Müslüm Yücel: Tiran ile Kurt hikâyesi

Freud, son eserlerinde sıkça ölüm içgüdüsünden söz etti. Bunun nedeni I. dünya savaşıydı; bir “uygarlık” çözülüyordu, bir “uygarlık” yükseliyordu; çözülme ve yükselmenin de tek bir temeli vardı: Barbarlık! Kimse feragat etmiyor. Kibir, kendini beğenme, ukalalık almış başını gidiyor. Öldürerek yaşayan kimselere, kahraman deniliyor. Freud, “sidik ve bok arasında doğmuş” insanlara bakıyor. Stendhal’in kahramanıydı sanki, birileri ölüyor, birileri bu ölüme gidenler üzerinden kendini var ediyordu, meselenin aslıyla kimse ilgilenmiyor. Öte yandan kişi kendini sevmeden, başkasını sevemezdi kimse ama kendine tapma, kişilik bozukluğuydu.
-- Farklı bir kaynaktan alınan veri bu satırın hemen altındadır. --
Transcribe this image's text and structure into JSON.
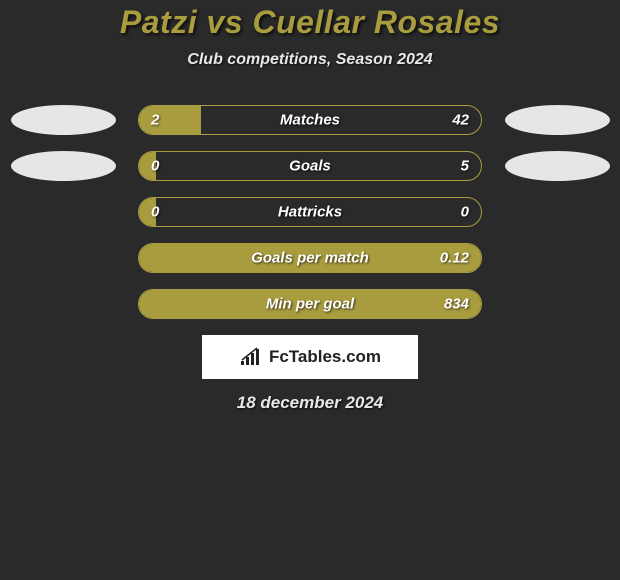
{
  "title": "Patzi vs Cuellar Rosales",
  "subtitle": "Club competitions, Season 2024",
  "colors": {
    "accent": "#a89c3f",
    "bg": "#2a2a2a",
    "avatar": "#e6e6e6"
  },
  "rows": [
    {
      "label": "Matches",
      "left": "2",
      "right": "42",
      "fill_pct": 18,
      "show_avatars": true
    },
    {
      "label": "Goals",
      "left": "0",
      "right": "5",
      "fill_pct": 5,
      "show_avatars": true
    },
    {
      "label": "Hattricks",
      "left": "0",
      "right": "0",
      "fill_pct": 5,
      "show_avatars": false
    },
    {
      "label": "Goals per match",
      "left": "",
      "right": "0.12",
      "fill_pct": 100,
      "show_avatars": false
    },
    {
      "label": "Min per goal",
      "left": "",
      "right": "834",
      "fill_pct": 100,
      "show_avatars": false
    }
  ],
  "badge": {
    "text": "FcTables.com"
  },
  "date": "18 december 2024"
}
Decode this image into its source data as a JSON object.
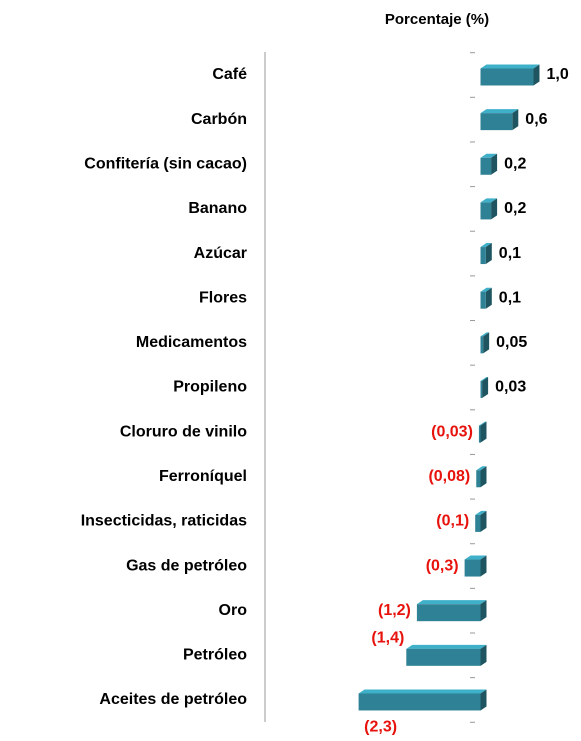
{
  "chart_data": {
    "type": "bar",
    "orientation": "horizontal",
    "x_label": "Porcentaje (%)",
    "categories": [
      "Café",
      "Carbón",
      "Confitería (sin cacao)",
      "Banano",
      "Azúcar",
      "Flores",
      "Medicamentos",
      "Propileno ",
      "Cloruro de vinilo",
      "Ferroníquel",
      "Insecticidas, raticidas",
      "Gas de petróleo",
      "Oro",
      "Petróleo",
      "Aceites de petróleo"
    ],
    "values": [
      1.0,
      0.6,
      0.2,
      0.2,
      0.1,
      0.1,
      0.05,
      0.03,
      -0.03,
      -0.08,
      -0.1,
      -0.3,
      -1.2,
      -1.4,
      -2.3
    ],
    "value_labels": [
      "1,0",
      "0,6",
      "0,2",
      "0,2",
      "0,1",
      "0,1",
      "0,05",
      "0,03",
      "(0,03)",
      "(0,08)",
      "(0,1)",
      "(0,3)",
      "(1,2)",
      "(1,4)",
      "(2,3)"
    ],
    "color": "#2f8295",
    "negative_label_color": "#e8120c",
    "xlim": [
      -2.5,
      1.5
    ]
  }
}
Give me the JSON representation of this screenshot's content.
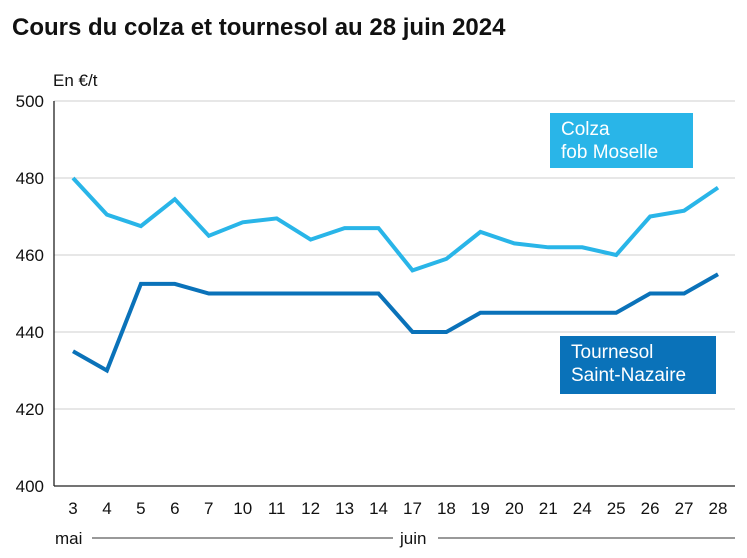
{
  "chart_data": {
    "type": "line",
    "title": "Cours du colza et tournesol au 28 juin 2024",
    "ylabel": "En €/t",
    "ylim": [
      400,
      500
    ],
    "yticks": [
      400,
      420,
      440,
      460,
      480,
      500
    ],
    "grid": true,
    "categories": [
      "3",
      "4",
      "5",
      "6",
      "7",
      "10",
      "11",
      "12",
      "13",
      "14",
      "17",
      "18",
      "19",
      "20",
      "21",
      "24",
      "25",
      "26",
      "27",
      "28"
    ],
    "month_labels": {
      "may": "mai",
      "june": "juin"
    },
    "series": [
      {
        "name": "Colza fob Moselle",
        "label_lines": [
          "Colza",
          "fob Moselle"
        ],
        "color": "#29b5e8",
        "values": [
          480,
          470.5,
          467.5,
          474.5,
          465,
          468.5,
          469.5,
          464,
          467,
          467,
          456,
          459,
          466,
          463,
          462,
          462,
          460,
          470,
          471.5,
          477.5
        ]
      },
      {
        "name": "Tournesol Saint-Nazaire",
        "label_lines": [
          "Tournesol",
          "Saint-Nazaire"
        ],
        "color": "#0a72b9",
        "values": [
          435,
          430,
          452.5,
          452.5,
          450,
          450,
          450,
          450,
          450,
          450,
          440,
          440,
          445,
          445,
          445,
          445,
          445,
          450,
          450,
          455
        ]
      }
    ]
  }
}
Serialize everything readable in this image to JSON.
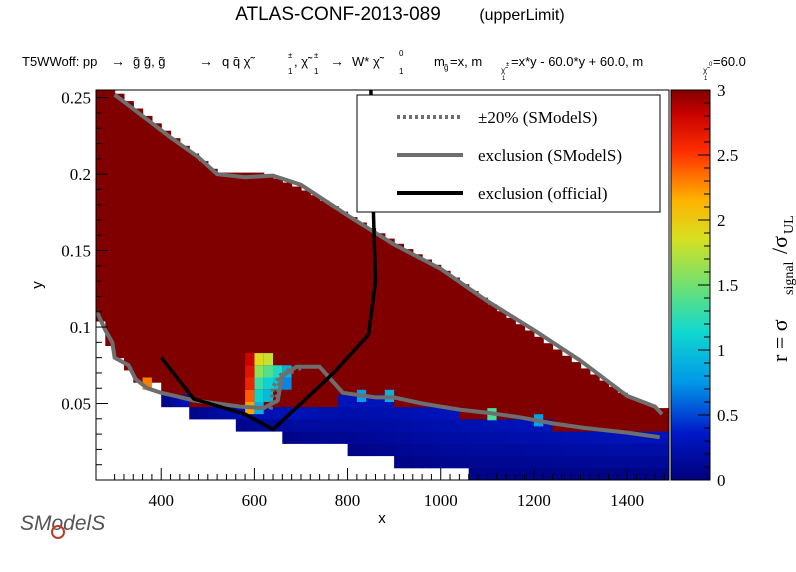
{
  "title_main": "ATLAS-CONF-2013-089",
  "title_sub": "(upperLimit)",
  "process": {
    "prefix": "T5WWoff: pp",
    "step1": "g̃ g̃, g̃",
    "step2": "q q̄  χ̃",
    "step3": ", χ̃",
    "step4": "W* χ̃",
    "step5": ""
  },
  "masses_text": {
    "m1": "m",
    "m1_sub": "g̃",
    "m1_val": "=x, m",
    "m2_sub": "χ̃",
    "m2_val": "=x*y - 60.0*y + 60.0, m",
    "m3_sub": "χ̃",
    "m3_val": "=60.0"
  },
  "logo_text": "SModelS",
  "legend": [
    {
      "label": "±20% (SModelS)",
      "style": "dotted",
      "color": "#6e6e6e"
    },
    {
      "label": "exclusion (SModelS)",
      "style": "solid",
      "color": "#6e6e6e"
    },
    {
      "label": "exclusion (official)",
      "style": "solid",
      "color": "#000000"
    }
  ],
  "chart_data": {
    "type": "heatmap",
    "title": "ATLAS-CONF-2013-089",
    "xlabel": "x",
    "ylabel": "y",
    "zlabel_main": "r = σ",
    "zlabel_sub1": "signal",
    "zlabel_mid": "/σ",
    "zlabel_sub2": "UL",
    "xlim": [
      260,
      1490
    ],
    "ylim": [
      0.0,
      0.255
    ],
    "zlim": [
      0,
      3
    ],
    "x_ticks": [
      400,
      600,
      800,
      1000,
      1200,
      1400
    ],
    "x_tick_labels": [
      "400",
      "600",
      "800",
      "1000",
      "1200",
      "1400"
    ],
    "y_ticks": [
      0.05,
      0.1,
      0.15,
      0.2,
      0.25
    ],
    "y_tick_labels": [
      "0.05",
      "0.1",
      "0.15",
      "0.2",
      "0.25"
    ],
    "z_ticks": [
      0,
      0.5,
      1,
      1.5,
      2,
      2.5,
      3
    ],
    "z_tick_labels": [
      "0",
      "0.5",
      "1",
      "1.5",
      "2",
      "2.5",
      "3"
    ],
    "upper_edge": [
      [
        260,
        0.255
      ],
      [
        300,
        0.255
      ],
      [
        420,
        0.226
      ],
      [
        520,
        0.201
      ],
      [
        620,
        0.201
      ],
      [
        720,
        0.188
      ],
      [
        860,
        0.163
      ],
      [
        1000,
        0.139
      ],
      [
        1150,
        0.106
      ],
      [
        1300,
        0.075
      ],
      [
        1400,
        0.055
      ],
      [
        1470,
        0.047
      ]
    ],
    "red_lower": [
      [
        260,
        0.108
      ],
      [
        290,
        0.086
      ],
      [
        340,
        0.069
      ],
      [
        400,
        0.059
      ],
      [
        470,
        0.052
      ],
      [
        560,
        0.049
      ],
      [
        620,
        0.047
      ],
      [
        700,
        0.046
      ],
      [
        800,
        0.054
      ],
      [
        900,
        0.052
      ],
      [
        1000,
        0.046
      ],
      [
        1100,
        0.042
      ],
      [
        1200,
        0.038
      ],
      [
        1300,
        0.033
      ],
      [
        1400,
        0.03
      ],
      [
        1480,
        0.029
      ]
    ],
    "blue_lower": [
      [
        400,
        0.053
      ],
      [
        450,
        0.045
      ],
      [
        530,
        0.038
      ],
      [
        620,
        0.031
      ],
      [
        700,
        0.025
      ],
      [
        800,
        0.02
      ],
      [
        900,
        0.012
      ],
      [
        1000,
        0.006
      ],
      [
        1100,
        0.003
      ],
      [
        1490,
        0.003
      ]
    ],
    "hot_cells": [
      [
        610,
        0.079,
        1.9
      ],
      [
        610,
        0.071,
        1.6
      ],
      [
        610,
        0.063,
        1.3
      ],
      [
        610,
        0.055,
        1.1
      ],
      [
        610,
        0.047,
        0.9
      ],
      [
        630,
        0.079,
        1.8
      ],
      [
        630,
        0.071,
        1.4
      ],
      [
        630,
        0.063,
        1.1
      ],
      [
        630,
        0.055,
        0.95
      ],
      [
        650,
        0.071,
        1.2
      ],
      [
        650,
        0.063,
        1.0
      ],
      [
        670,
        0.071,
        0.9
      ],
      [
        670,
        0.063,
        0.7
      ],
      [
        590,
        0.055,
        2.4
      ],
      [
        590,
        0.047,
        2.2
      ],
      [
        590,
        0.063,
        2.6
      ],
      [
        590,
        0.071,
        2.7
      ],
      [
        590,
        0.079,
        2.8
      ],
      [
        370,
        0.063,
        2.3
      ],
      [
        830,
        0.055,
        0.8
      ],
      [
        890,
        0.055,
        0.9
      ],
      [
        1110,
        0.043,
        1.35
      ],
      [
        1210,
        0.039,
        0.8
      ]
    ],
    "official_exclusion": [
      [
        400,
        0.08
      ],
      [
        470,
        0.053
      ],
      [
        580,
        0.043
      ],
      [
        640,
        0.033
      ],
      [
        700,
        0.05
      ],
      [
        770,
        0.07
      ],
      [
        845,
        0.095
      ],
      [
        860,
        0.13
      ],
      [
        855,
        0.18
      ],
      [
        850,
        0.255
      ]
    ],
    "smodels_exclusion_upper": [
      [
        300,
        0.252
      ],
      [
        330,
        0.245
      ],
      [
        420,
        0.224
      ],
      [
        480,
        0.211
      ],
      [
        520,
        0.2
      ],
      [
        580,
        0.198
      ],
      [
        640,
        0.199
      ],
      [
        700,
        0.193
      ],
      [
        800,
        0.173
      ],
      [
        900,
        0.154
      ],
      [
        1000,
        0.138
      ],
      [
        1100,
        0.117
      ],
      [
        1200,
        0.098
      ],
      [
        1300,
        0.078
      ],
      [
        1400,
        0.055
      ],
      [
        1460,
        0.048
      ],
      [
        1475,
        0.043
      ]
    ],
    "smodels_exclusion_lower": [
      [
        262,
        0.11
      ],
      [
        280,
        0.098
      ],
      [
        295,
        0.09
      ],
      [
        300,
        0.08
      ],
      [
        330,
        0.075
      ],
      [
        345,
        0.066
      ],
      [
        370,
        0.06
      ],
      [
        400,
        0.057
      ],
      [
        430,
        0.055
      ],
      [
        470,
        0.052
      ],
      [
        520,
        0.05
      ],
      [
        570,
        0.048
      ],
      [
        620,
        0.047
      ],
      [
        650,
        0.052
      ],
      [
        660,
        0.068
      ],
      [
        690,
        0.074
      ],
      [
        740,
        0.074
      ],
      [
        790,
        0.057
      ],
      [
        860,
        0.054
      ],
      [
        900,
        0.054
      ],
      [
        960,
        0.05
      ],
      [
        1040,
        0.046
      ],
      [
        1100,
        0.044
      ],
      [
        1170,
        0.041
      ],
      [
        1240,
        0.037
      ],
      [
        1310,
        0.034
      ],
      [
        1400,
        0.031
      ],
      [
        1470,
        0.028
      ]
    ],
    "plus20": [
      [
        645,
        0.05
      ],
      [
        655,
        0.066
      ],
      [
        675,
        0.073
      ],
      [
        700,
        0.073
      ]
    ],
    "minus20": [
      [
        635,
        0.046
      ],
      [
        640,
        0.061
      ],
      [
        660,
        0.07
      ],
      [
        690,
        0.071
      ]
    ]
  }
}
Günümüzde kişilik bozukluğu, narsist kimseler en çok siyaset adamları arasından çıkıyor. Bunlar kendilerini diğer insanlardan üstün görüyorlar; empati eksiklikleri, kendilerine hayran tavırlarıyla sürekli bir şeyler bekliyorlar: Çok talepkarlar. Gerçek olmayınca, kendilerine bir gerçek uyduruyorlar, fantezi dünyaları üzerinden geçmişi, geleceği ve bugünü istedikleri gibi eğip bükme hakkını kendilerinde görüyorlar.

Kendilerinin bir emeği yoktur; birinin kardeşi, birinin abisi vs olma dışında bir özellikleri yoktur, parlatılmışlar ama bunun ezikliğini de yaşarlar, çok yetenekli olduklarını düşünürler; en iyi şiiri onlar okur, yazar, en iyi bağlamayı onlar akort eder, en yakışıklı onlardır, en zeki çocuklar onlardan doğmuştur, en güzel kadın onların eşidir, bütün enler, onlarda birleşir, aile yakınları da birer çalışanlarına döner; olmayan bir auranın peşinden gidip, sürekli göz önünde olmaktan ne oldum delisi olurlar… Pop starlarların menajerleri, Türk filmlerindeki konak sahiplerinin birinci elden yakın akrabaları; havaları Neriman Köksal, emir verdikleri kimseler, garibim bahçıvanlardır…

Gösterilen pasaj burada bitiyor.